Study finds Mexico City is reporting only 34 percent of COVID-19 related deaths

According to a study conducted by data scientists, Sarahí Aguilar and Moisés Arispe, published in Nexos, Mexico City actually experienced 7,198 deaths due to COVID-19, although the government is only reporting 2,139 during the two months being investigated, showing a gap between the government’s reporting and death certificates in the Civil Registry.

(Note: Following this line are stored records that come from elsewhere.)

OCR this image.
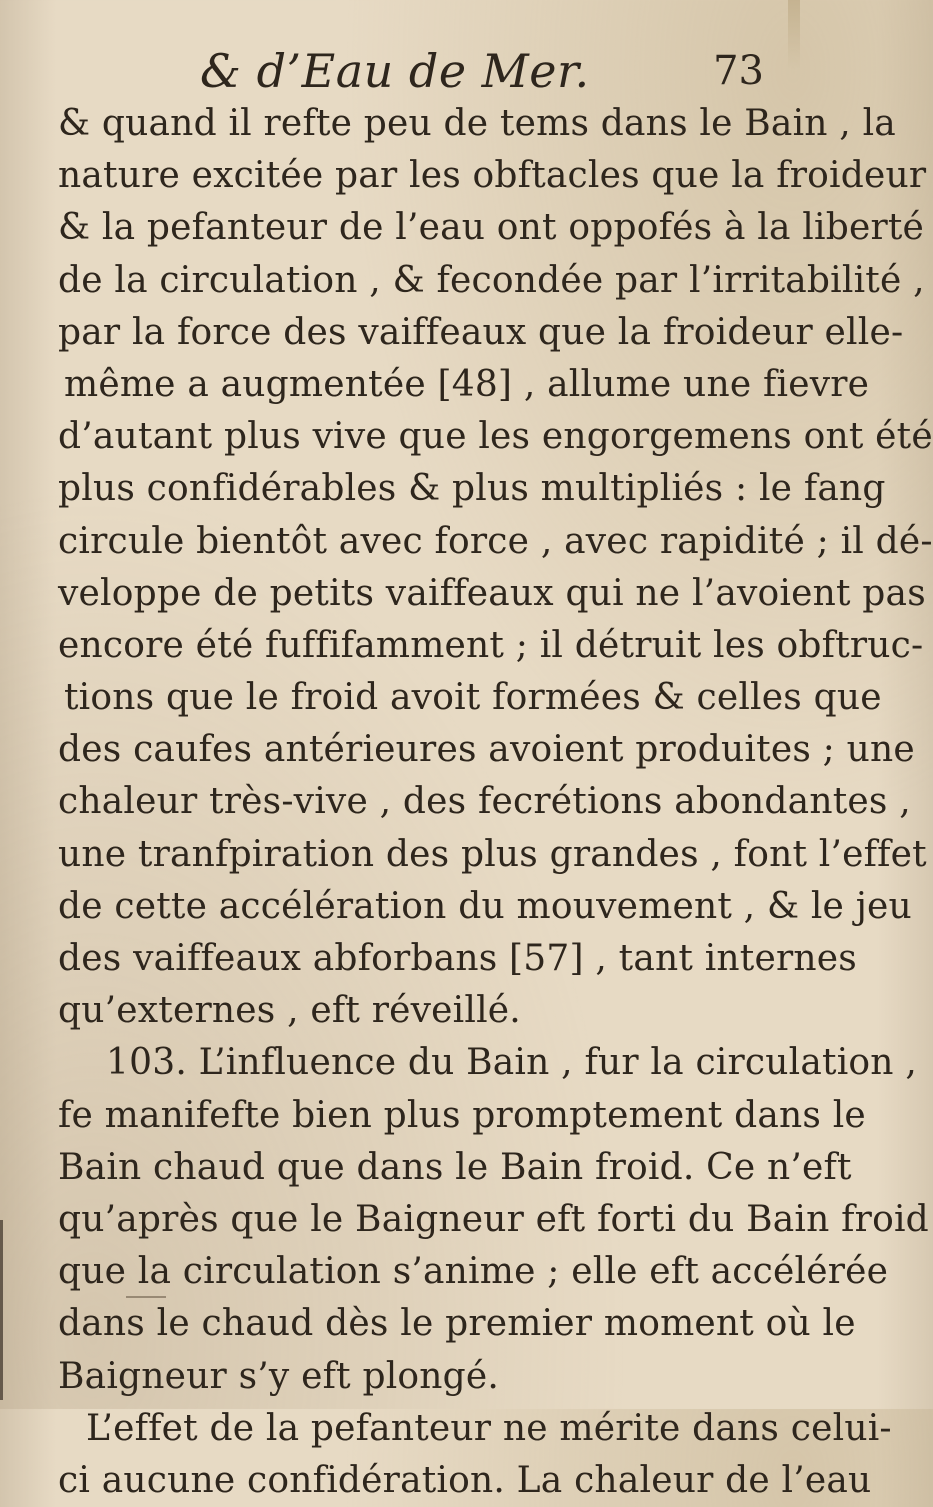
& d’Eau de Mer.	73
& quand il refte peu de tems dans le Bain , la
nature excitée par les obftacles que la froideur
& la pefanteur de l’eau ont oppofés à la liberté
de la circulation , & fecondée par l’irritabilité ,
par la force des vaiffeaux que la froideur elle-
même a augmentée [48] , allume une fievre
d’autant plus vive que les engorgemens ont été
plus confidérables & plus multipliés : le fang
circule bientôt avec force , avec rapidité ; il dé-
veloppe de petits vaiffeaux qui ne l’avoient pas
encore été fuffifamment ; il détruit les obftruc-
tions que le froid avoit formées & celles que
des caufes antérieures avoient produites ; une
chaleur très-vive , des fecrétions abondantes ,
une tranfpiration des plus grandes , font l’effet
de cette accélération du mouvement , & le jeu
des vaiffeaux abforbans [57] , tant internes
qu’externes , eft réveillé.
103. L’influence du Bain , fur la circulation ,
fe manifefte bien plus promptement dans le
Bain chaud que dans le Bain froid. Ce n’eft
qu’après que le Baigneur eft forti du Bain froid
que la circulation s’anime ; elle eft accélérée
dans le chaud dès le premier moment où le
Baigneur s’y eft plongé.
L’effet de la pefanteur ne mérite dans celui-
ci aucune confidération. La chaleur de l’eau
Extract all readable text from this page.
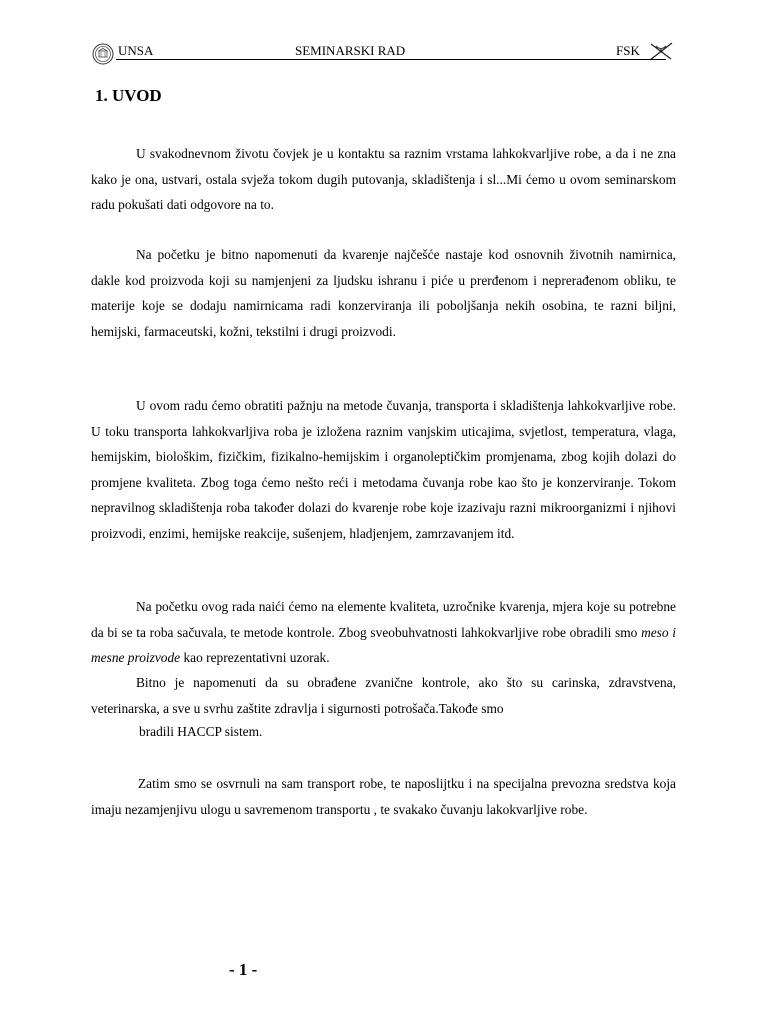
UNSA	SEMINARSKI RAD	FSK
1. UVOD

U svakodnevnom životu čovjek je u kontaktu sa raznim vrstama lahkokvarljive robe, a da i ne zna kako je ona, ustvari, ostala svježa tokom dugih putovanja, skladištenja i sl...Mi ćemo u ovom seminarskom radu pokušati dati odgovore na to.

Na početku je bitno napomenuti da kvarenje najčešće nastaje kod osnovnih životnih namirnica, dakle kod proizvoda koji su namjenjeni za ljudsku ishranu i piće u prerđenom i neprerađenom obliku, te materije koje se dodaju namirnicama radi konzerviranja ili poboljšanja nekih osobina, te razni biljni, hemijski, farmaceutski, kožni, tekstilni i drugi proizvodi.

U ovom radu ćemo obratiti pažnju na metode čuvanja, transporta i skladištenja lahkokvarljive robe. U toku transporta lahkokvarljiva roba je izložena raznim vanjskim uticajima, svjetlost, temperatura, vlaga, hemijskim, biološkim, fizičkim, fizikalno-hemijskim i organoleptičkim promjenama, zbog kojih dolazi do promjene kvaliteta. Zbog toga ćemo nešto reći i metodama čuvanja robe kao što je konzerviranje. Tokom nepravilnog skladištenja roba također dolazi do kvarenje robe koje izazivaju razni mikroorganizmi i njihovi proizvodi, enzimi, hemijske reakcije, sušenjem, hladjenjem, zamrzavanjem itd.

Na početku ovog rada naići ćemo na elemente kvaliteta, uzročnike kvarenja, mjera koje su potrebne da bi se ta roba sačuvala, te metode kontrole. Zbog sveobuhvatnosti lahkokvarljive robe obradili smo meso i mesne proizvode kao reprezentativni uzorak.

Bitno je napomenuti da su obrađene zvanične kontrole, ako što su carinska, zdravstvena, veterinarska, a sve u svrhu zaštite zdravlja i sigurnosti potrošača.Takođe smo

bradili HACCP sistem.

Zatim smo se osvrnuli na sam transport robe, te naposlijtku i na specijalna prevozna sredstva koja imaju nezamjenjivu ulogu u savremenom transportu , te svakako čuvanju lakokvarljive robe.

- 1 -
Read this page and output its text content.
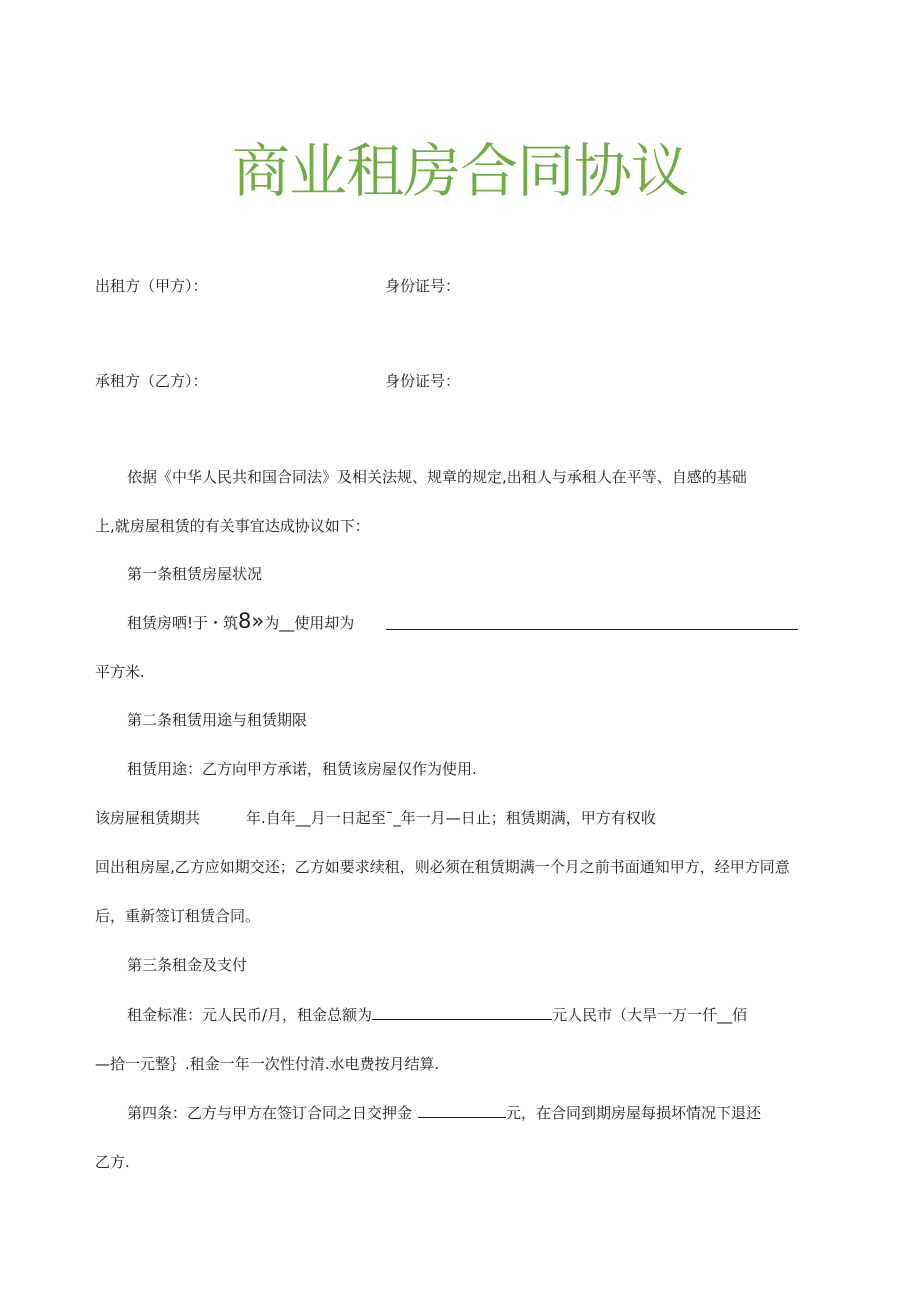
商业租房合同协议
出租方（甲方）：	身份证号：
承租方（乙方）：	身份证号：
依据《中华人民共和国合同法》及相关法规、规章的规定,出租人与承租人在平等、自感的基础
上,就房屋租赁的有关事宜达成协议如下：
第一条租赁房屋状况
租赁房哂!于・筑8»为__使用却为
平方米.
第二条租赁用途与租赁期限
租赁用途：乙方向甲方承诺，租赁该房屋仅作为使用.
该房屉租赁期共	年.自年__月一日起至¯_年一月—日止；租赁期满，甲方有权收
回出租房屋,乙方应如期交还；乙方如要求续租，则必须在租赁期满一个月之前书面通知甲方，经甲方同意
后，重新签订租赁合同。
第三条租金及支付
租金标准：元人民币/月，租金总额为	元人民市（大旱一万一仟__佰
—拾一元整｝.租金一年一次性付清.水电费按月结算.
第四条：乙方与甲方在签订合同之日交押金	元，在合同到期房屋每损坏情况下退还
乙方.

The figure by the Civil Registry is three times higher than the number of the Directorate, and the daily deaths curve is “substantially higher” than the official one. However, as the study authors acknowledge, this discrepancy was explicitly anticipated by federal authorities.

This data comes from the analysis of 20,900 death certificates issued by courts corresponding to April and May, the months of greatest activity of the pandemic.

Generally speaking, COVID-19 deaths are registered as atypical pneumonia, viral pneumonia, and respiratory failure. According to the study, nine out of 10 reports related to “viral pneumonia” and four out of 10 related to “atypical pneumonia” all of which were linked to COVID-19 infected patience.

The month with the most registered deaths was May, with 12,228 compared to 8,672 in April. Of this total, 1,980 deaths in April and 5,218 in May are related to COVID-19.

May 18 would be the date with the highest death record, so it is established as the maximum point of the curve only in the period analyzed.

While this review of death certificates is only taken place in Mexico City, other reports of under-reporting and misreporting COVID-19 cases and deaths throughout Mexico have been made.